I’ve included the instructions for the next steps below:
Sometime before your 10-40 days are up, make the simple sugar syrup with the 8 cups of water and 6 cups of sugar. Combine the water and sugar in a clean saucepan over medium-high heat. The sugar will slowly dissolve. Bring to a slow boil and boil for 5 minutes. Cover and remove from heat to allow the mixture to completely cool to room temperature. I usually do this the night before so it is ready the next morning. It is important that the mixture is completely cool and not warm. If you make it earlier you can store it in the refrigerator until you need it.
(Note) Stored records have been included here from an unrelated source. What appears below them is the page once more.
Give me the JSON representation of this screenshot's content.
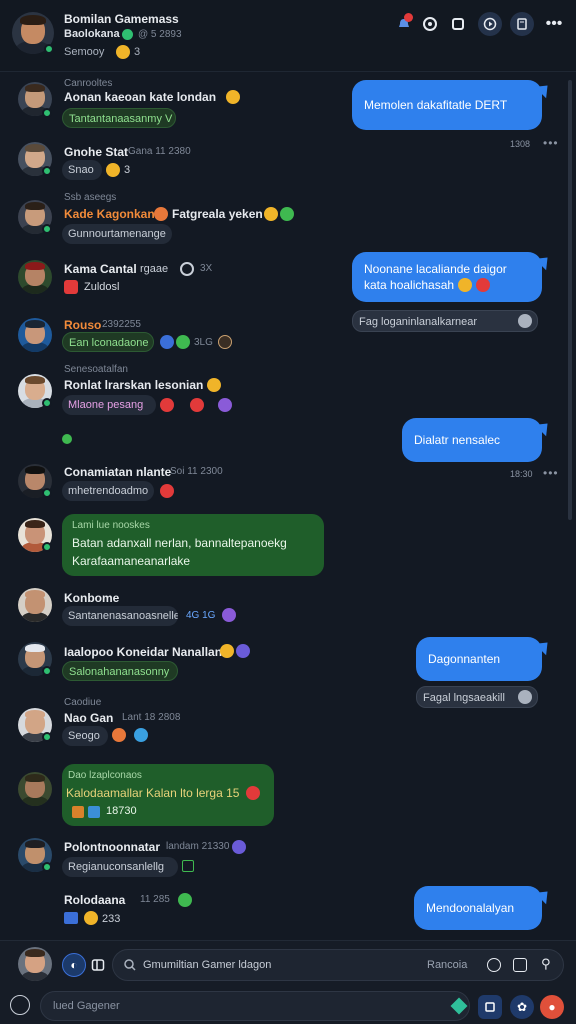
{
  "header": {
    "title": "Bomilan Gamemass",
    "subtitle": "Baolokana",
    "subtitle_meta": "@ 5 2893",
    "status": "Semooy",
    "status_count": "3"
  },
  "messages": [
    {
      "meta": "Canrooltes",
      "text": "Aonan kaeoan kate londan"
    },
    {
      "pill": "Tantantanaasanmy V"
    },
    {
      "name": "Gnohe Stat",
      "meta": "Gana 11 2380"
    },
    {
      "pill": "Snao",
      "count": "3"
    },
    {
      "meta": "Ssb aseegs",
      "name": "Kade Kagonkan",
      "text": "Fatgreala yeken"
    },
    {
      "pill": "Gunnourtamenange"
    },
    {
      "name": "Kama Cantal",
      "meta": "rgaae",
      "extra": "3X"
    },
    {
      "pill": "Zuldosl"
    },
    {
      "name": "Rouso",
      "meta": "2392255"
    },
    {
      "pill": "Ean lconadaone",
      "extra": "3LG"
    },
    {
      "meta": "Senesoatalfan",
      "name": "Ronlat lrarskan lesonian"
    },
    {
      "pill": "Mlaone pesang"
    },
    {
      "name": "Conamiatan nlante",
      "meta": "Soi 11 2300"
    },
    {
      "pill": "mhetrendoadmo"
    },
    {
      "meta": "Lami lue nooskes",
      "text": "Batan adanxall nerlan, bannaltepanoekg",
      "text2": "Karafaamaneanarlake"
    },
    {
      "name": "Konbome"
    },
    {
      "pill": "Santanenasanoasnelle",
      "extra": "4G 1G"
    },
    {
      "name": "Iaalopoo Koneidar Nanalland"
    },
    {
      "pill": "Salonahananasonny"
    },
    {
      "meta": "Caodiue",
      "name": "Nao Gan",
      "meta2": "Lant 18 2808"
    },
    {
      "pill": "Seogo"
    },
    {
      "meta": "Dao lzaplconaos",
      "text": "Kalodaamallar Kalan lto lerga 15",
      "count": "18730"
    },
    {
      "name": "Polontnoonnatar",
      "meta": "landam 21330"
    },
    {
      "pill": "Regianuconsanlellg"
    },
    {
      "name": "Rolodaana",
      "meta": "11 285"
    },
    {
      "count": "233"
    }
  ],
  "outgoing": [
    {
      "text": "Memolen dakafitatle DERT",
      "time": "1308"
    },
    {
      "text": "Noonane lacaliande daigor",
      "text2": "kata hoalichasah",
      "reply": "Fag loganinlanalkarnear"
    },
    {
      "text": "Dialatr nensalec",
      "time": "18:30"
    },
    {
      "text": "Dagonnanten",
      "reply": "Fagal lngsaeakill"
    },
    {
      "text": "Mendoonalalyan"
    }
  ],
  "composer": {
    "placeholder": "Gmumiltian Gamer ldagon",
    "right_label": "Rancoia",
    "secondary_placeholder": "lued Gagener"
  },
  "colors": {
    "background": "#131923",
    "outgoing_bubble": "#2f80ed",
    "incoming_highlight": "#1f5e2a",
    "online": "#2fbf71",
    "alert": "#e23a3a"
  }
}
Using a clean mesh kitchen strainer, filter out lemon zest and discard the zest. Then add a clean coffee filter (or cheesecloth) to the strainer and re-strain the liquid to remove more of the residue. add a clean coffee filter (or cheese cloth) to the strainer and re-strain the liquid to remove more of the residue. This is a slow process and you may have to replace the coffee filter once it’s too clogged. Some people filter the Limoncello many times to get a clearer product but I just filter once with just the strainer and once with the coffee filter. If using cheesecloth you will need several layers to remove the residue.
My Limoncello is 60 proof (30% alcohol). Once your Limoncello is filtered, add 55 oz of the simple syrup mixture and blend well. (From Peter: I would add the simple syrup gradually, tasting as you go, until you have a taste you like.) Using 190 proof (95% alcohol) Everclear requires adding an additional 55 oz of water to reach 60 proof. I usually pour back and forth between my jar and pitcher a couple of times to mix.
Although you can drink it now, it is much, much better if you let it sit another 7 days or so in a cool, dark place before drinking (From Peter:
We’re letting it sit until we gather on Saturday, April 13th for our limoncello tasting.) You can return your strained limoncello to your 64-ounce container, or bottle your Limoncello and store your current bottle in the freezer. It will not freeze. I save my Everclear bottles and use these. I store one bottle in the freezer. The rest is stored in extra Everclear bottles or other clean jars.
We’ll see you at Trinity on Saturday, April 13th at 5:30 p.m. for our tasting party. We’ll have heavy hors d’oeuvres and plenty of cups so we can taste everyone’s finished limoncello!